Second, unlike the cases cited by defendant, claimant provides, in addition to his own sworn statement, the EBT testimony of defendant's employee, Jonathan P. Morgan, who responded to the accident scene shortly after claimant's fall. Significantly, Morgan testified that he observed claimant laying on top of the collapsed ladder. Morgan further testified that he knew that claimant "was on the ladder when it fell" (Ex. 2, p. 71). Morgan also saw one or two cinder blocks on the landing in the stairwell which adds credence to claimant's sworn statement that, according to his foreman's instructions, claimant had set two legs of the ladder on the stair platform and the other two legs were supported by cinder blocks placed on the third step down from the platform.
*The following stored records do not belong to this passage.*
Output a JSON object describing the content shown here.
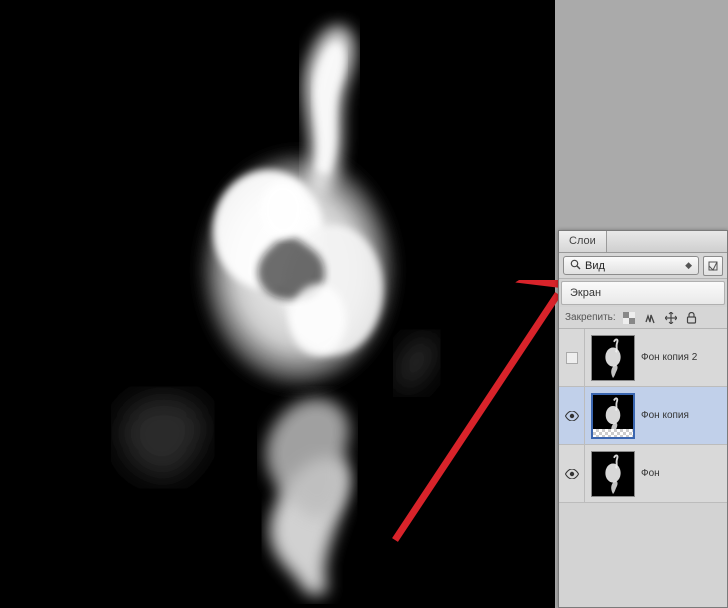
{
  "panel": {
    "tab_label": "Слои",
    "filter": "Вид",
    "blend_mode": "Экран",
    "lock_label": "Закрепить:"
  },
  "layers": [
    {
      "name": "Фон копия 2",
      "visible": false,
      "selected": false,
      "checker": false
    },
    {
      "name": "Фон копия",
      "visible": true,
      "selected": true,
      "checker": true
    },
    {
      "name": "Фон",
      "visible": true,
      "selected": false,
      "checker": false
    }
  ]
}
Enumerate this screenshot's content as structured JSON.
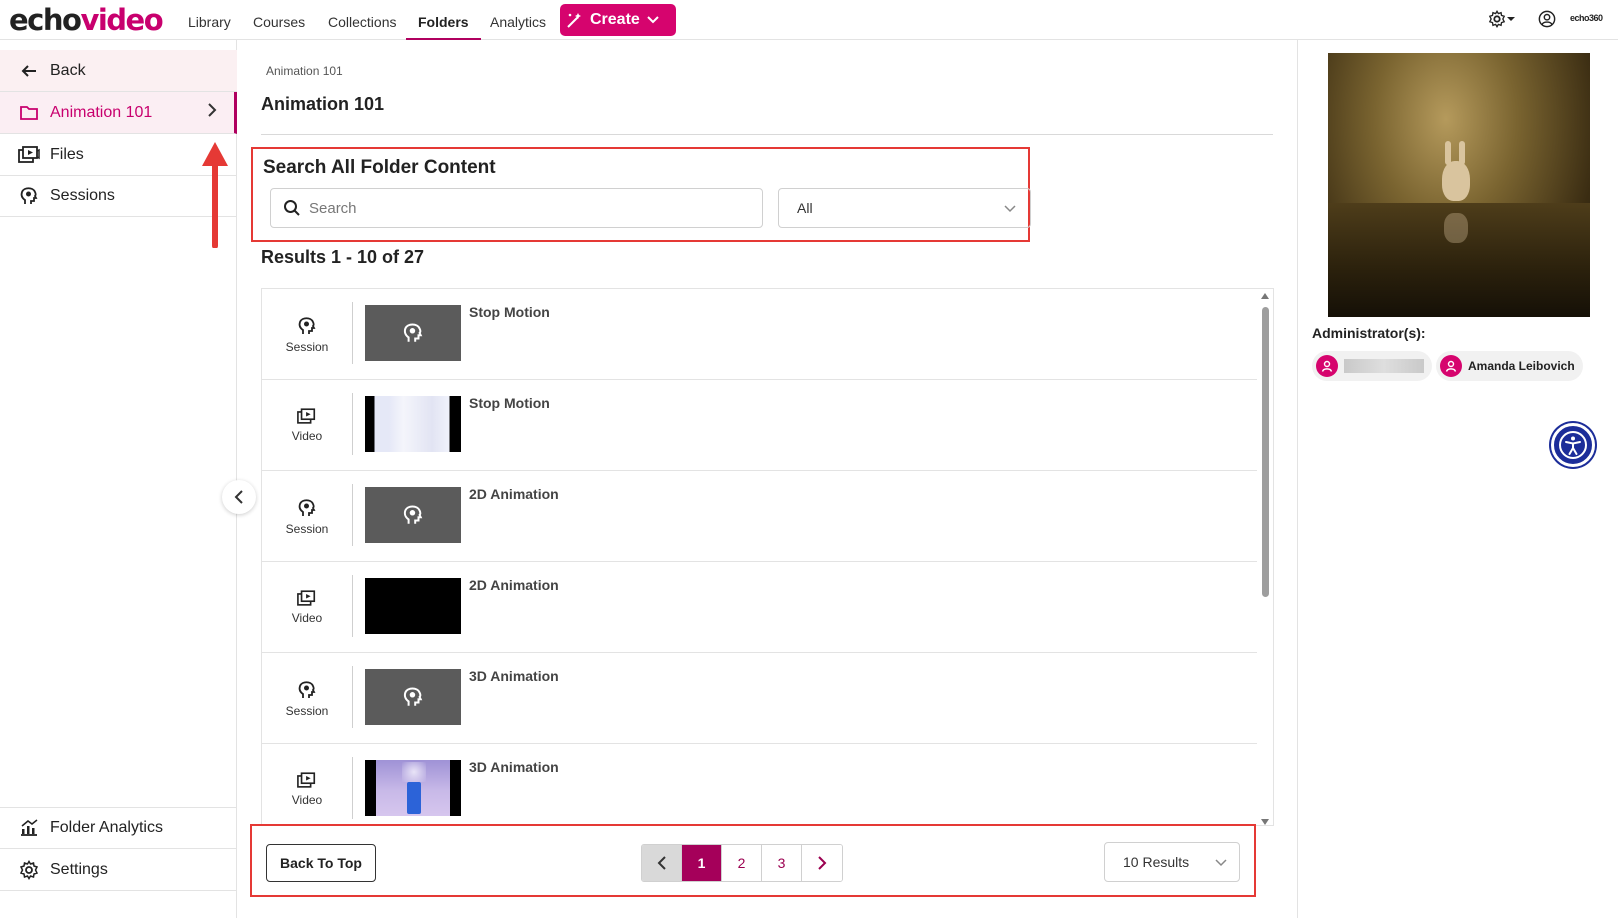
{
  "brand": {
    "echo": "echo",
    "video": "video",
    "small_logo": "echo360"
  },
  "nav": {
    "items": [
      "Library",
      "Courses",
      "Collections",
      "Folders",
      "Analytics"
    ],
    "active": "Folders",
    "create_label": "Create"
  },
  "sidebar": {
    "back_label": "Back",
    "items": [
      {
        "label": "Animation 101",
        "icon": "folder-icon",
        "active": true
      },
      {
        "label": "Files",
        "icon": "video-library-icon"
      },
      {
        "label": "Sessions",
        "icon": "session-head-icon"
      }
    ],
    "bottom_items": [
      {
        "label": "Folder Analytics",
        "icon": "analytics-icon"
      },
      {
        "label": "Settings",
        "icon": "gear-icon"
      }
    ]
  },
  "main": {
    "breadcrumb": "Animation 101",
    "title": "Animation 101",
    "search": {
      "heading": "Search All Folder Content",
      "placeholder": "Search",
      "filter_value": "All"
    },
    "results_text": "Results 1 - 10 of 27",
    "rows": [
      {
        "type": "Session",
        "title": "Stop Motion",
        "thumb": "session"
      },
      {
        "type": "Video",
        "title": "Stop Motion",
        "thumb": "video-light"
      },
      {
        "type": "Session",
        "title": "2D Animation",
        "thumb": "session"
      },
      {
        "type": "Video",
        "title": "2D Animation",
        "thumb": "black"
      },
      {
        "type": "Session",
        "title": "3D Animation",
        "thumb": "session"
      },
      {
        "type": "Video",
        "title": "3D Animation",
        "thumb": "video-bottle"
      }
    ],
    "footer": {
      "back_to_top": "Back To Top",
      "pages": [
        "1",
        "2",
        "3"
      ],
      "current_page": "1",
      "per_page": "10 Results"
    }
  },
  "right_panel": {
    "admin_label": "Administrator(s):",
    "admins": [
      "Amanda Leibovich"
    ]
  },
  "colors": {
    "brand_magenta": "#d6046e",
    "active_dark_magenta": "#a5005a",
    "annotation_red": "#e53935",
    "a11y_blue": "#1c2d99"
  }
}
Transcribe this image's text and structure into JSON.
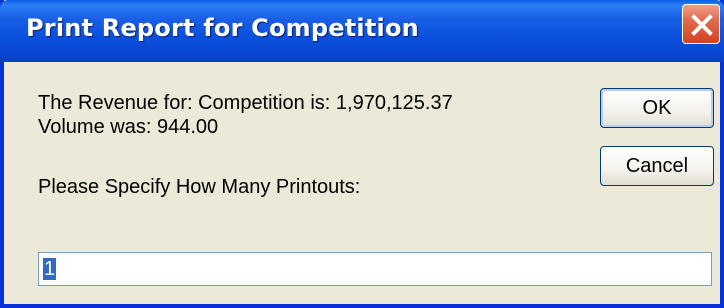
{
  "window": {
    "title": "Print Report for Competition",
    "close_icon": "close-icon"
  },
  "message": {
    "revenue_line": "The Revenue for: Competition is: 1,970,125.37",
    "volume_line": "Volume was: 944.00",
    "prompt": "Please Specify How Many Printouts:"
  },
  "buttons": {
    "ok_label": "OK",
    "cancel_label": "Cancel"
  },
  "printouts_input": {
    "value": "1"
  },
  "colors": {
    "titlebar": "#0a50dc",
    "dialog_bg": "#ece9d8",
    "close_button": "#d2421f",
    "selection": "#316ac5"
  }
}
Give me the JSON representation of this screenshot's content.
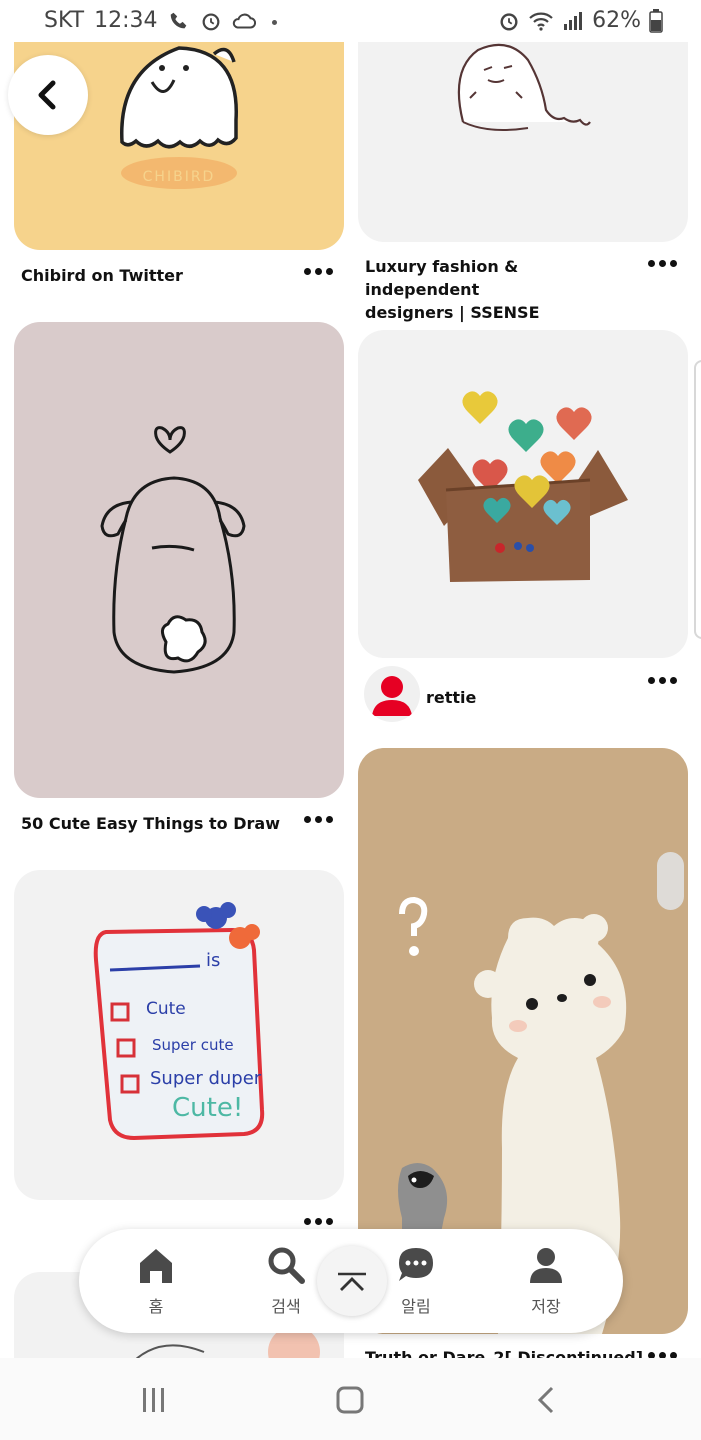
{
  "status_bar": {
    "carrier": "SKT",
    "time": "12:34",
    "battery": "62%"
  },
  "pins": [
    {
      "title": "Chibird on Twitter",
      "image_text": "CHIBIRD"
    },
    {
      "title_line1": "Luxury fashion & independent",
      "title_line2": "designers | SSENSE"
    },
    {
      "user": "rettie"
    },
    {
      "title": "50 Cute Easy Things to Draw"
    },
    {
      "list_lines": [
        "_______ is",
        "Cute",
        "Super cute",
        "Super duper",
        "Cute!"
      ]
    },
    {
      "title": "Truth or Dare_2[ Discontinued]"
    }
  ],
  "bottom_nav": {
    "items": [
      {
        "label": "홈",
        "icon": "home-icon"
      },
      {
        "label": "검색",
        "icon": "search-icon"
      },
      {
        "label": "알림",
        "icon": "chat-bubble-icon"
      },
      {
        "label": "저장",
        "icon": "person-icon"
      }
    ],
    "scroll_top_icon": "chevron-up-icon"
  },
  "colors": {
    "chibird_bg": "#f6d38c",
    "bunny_bg": "#d9cbcb",
    "bear_bg": "#c9ab85",
    "card_light": "#f2f2f2",
    "avatar_red": "#e60023"
  }
}
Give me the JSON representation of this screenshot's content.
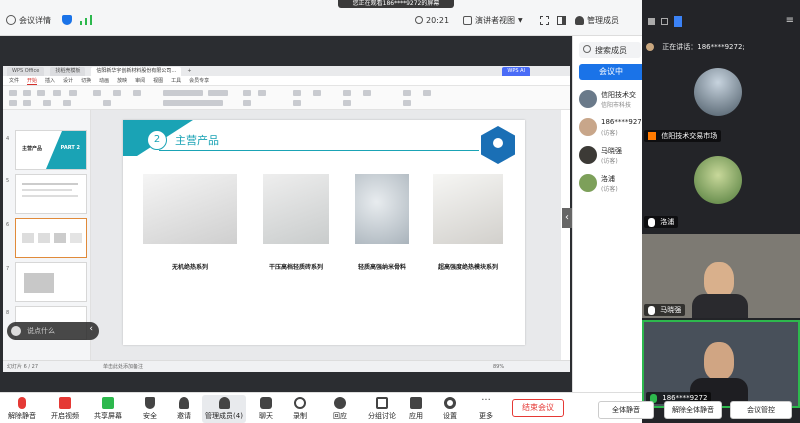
{
  "share_banner": "您正在观看186****9272的屏幕",
  "topbar": {
    "meeting_details": "会议详情",
    "time": "20:21",
    "view_mode": "演讲者视图",
    "manage_members": "管理成员"
  },
  "wps": {
    "tabs": [
      "WPS Office",
      "找稻壳模板",
      "信阳新华宇创新材料股份有限公司…",
      "WPS AI"
    ],
    "menu": [
      "文件",
      "开始",
      "插入",
      "设计",
      "切换",
      "动画",
      "放映",
      "审阅",
      "视图",
      "工具",
      "会员专享"
    ],
    "active_menu": "开始",
    "thumbnail_numbers": [
      "4",
      "5",
      "6",
      "7",
      "8"
    ],
    "thumb_title": "主营产品",
    "thumb_part": "PART 2",
    "status_left": "幻灯片 6 / 27",
    "status_notes": "单击此处添加备注",
    "zoom": "89%"
  },
  "slide": {
    "number": "2",
    "title": "主营产品",
    "products": [
      {
        "label": "无机绝热系列"
      },
      {
        "label": "干压高档轻质砖系列"
      },
      {
        "label": "轻质高强纳米骨料"
      },
      {
        "label": "超高强度绝热模块系列"
      }
    ]
  },
  "overlay": {
    "label": "说点什么"
  },
  "panel": {
    "search_placeholder": "搜索成员",
    "meeting_btn": "会议中",
    "members": [
      {
        "name": "信阳技术交",
        "sub": "信阳市科技"
      },
      {
        "name": "186****927",
        "sub": "(访客)"
      },
      {
        "name": "马晓强",
        "sub": "(访客)"
      },
      {
        "name": "洛浦",
        "sub": "(访客)"
      }
    ]
  },
  "video": {
    "speaking": "正在讲话：186****9272;",
    "tiles": [
      {
        "name": "信阳技术交易市场"
      },
      {
        "name": "洛浦"
      },
      {
        "name": "马晓强"
      },
      {
        "name": "186****9272"
      }
    ]
  },
  "toolbar": {
    "items": [
      "解除静音",
      "开启视频",
      "共享屏幕",
      "安全",
      "邀请",
      "管理成员(4)",
      "聊天",
      "录制",
      "回应",
      "分组讨论",
      "应用",
      "设置",
      "更多"
    ],
    "end_meeting": "结束会议",
    "mute_all": "全体静音",
    "unmute_all": "解除全体静音",
    "meeting_control": "会议管控"
  },
  "colors": {
    "accent": "#1a73e8",
    "end_red": "#e53935",
    "slide_teal": "#1aa3b5",
    "green": "#2db84d"
  }
}
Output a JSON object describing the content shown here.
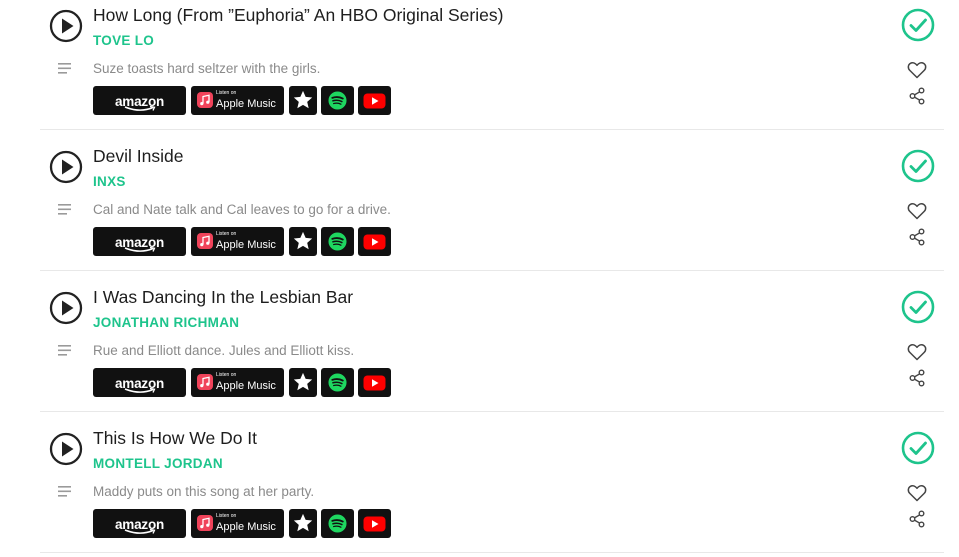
{
  "tracks": [
    {
      "title": "How Long (From ”Euphoria” An HBO Original Series)",
      "artist": "TOVE LO",
      "scene": "Suze toasts hard seltzer with the girls."
    },
    {
      "title": "Devil Inside",
      "artist": "INXS",
      "scene": "Cal and Nate talk and Cal leaves to go for a drive."
    },
    {
      "title": "I Was Dancing In the Lesbian Bar",
      "artist": "JONATHAN RICHMAN",
      "scene": "Rue and Elliott dance. Jules and Elliott kiss."
    },
    {
      "title": "This Is How We Do It",
      "artist": "MONTELL JORDAN",
      "scene": "Maddy puts on this song at her party."
    }
  ],
  "services": {
    "amazon_label": "amazon",
    "apple_small": "Listen on",
    "apple_big": "Apple Music"
  },
  "icons": {
    "play": "play-icon",
    "menu": "scene-menu-icon",
    "check": "check-icon",
    "heart": "heart-icon",
    "share": "share-icon",
    "star": "star-icon",
    "spotify": "spotify-icon",
    "youtube": "youtube-icon"
  },
  "colors": {
    "accent": "#1ec48c",
    "scene_text": "#8a8a8a",
    "button_bg": "#111111",
    "spotify": "#1ed760",
    "youtube": "#ff0000",
    "apple": "#f0435a"
  }
}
Claimant's submissions establish prima facie entitlement to judgment as a matter of law on the issue of liability pursuant to Labor Law § 240(1) (see, Gordon v Tishman Constr. Corp., 264 AD2d 499 [plaintiff's uncontradicted deposition testimony sufficiently established prima facie entitlement to summary judgment on Labor Law § 240(1) claim]). Claimant demonstrates that he sustained injuries when the unsecured ladder, upon which he was standing, collapsed beneath him (see, Public Adm'r of Kings County v Tomassetti, ___AD2d___, 706 NYS2d 350 [plaintiff's decedent properly awarded summary judgment where unsecured ladder, upon which decedent was working, collapsed beneath him]; Madden v Trustees of Duryea Presbyt. Church, 210 AD2d 382 [plaintiff who fell when unsecured ladder slipped from underneath him was awarded summary judgment where defendant failed to show that injuries were caused by anything but unsecured ladder]).

Defendant's opposition to the motion, an affirmation of counsel, is unavailing (see, Labodin v State of New York, 242 AD2d 563). Specifically, "the defendants were unable to show that the failure to secure the ladder was not a substantial factor leading to the [claimant's] injuries" (Johnson v Rapisarda, 262 AD2d 365, 366).

Accordingly, claimant's[2] summary judgment motion is GRANTED.


August 23, 2000
White Plains , New York

HON. TERRY JANE RUDERMAN
Judge of the Court of Claims




[1]
The claim of Kerri Censi, claimant's wife, is derivative.
[2]
The derivative claim of claimant's wife also warrants summary judgment (see, Spose v Ragu Foods Inc., 124 AD2d 980).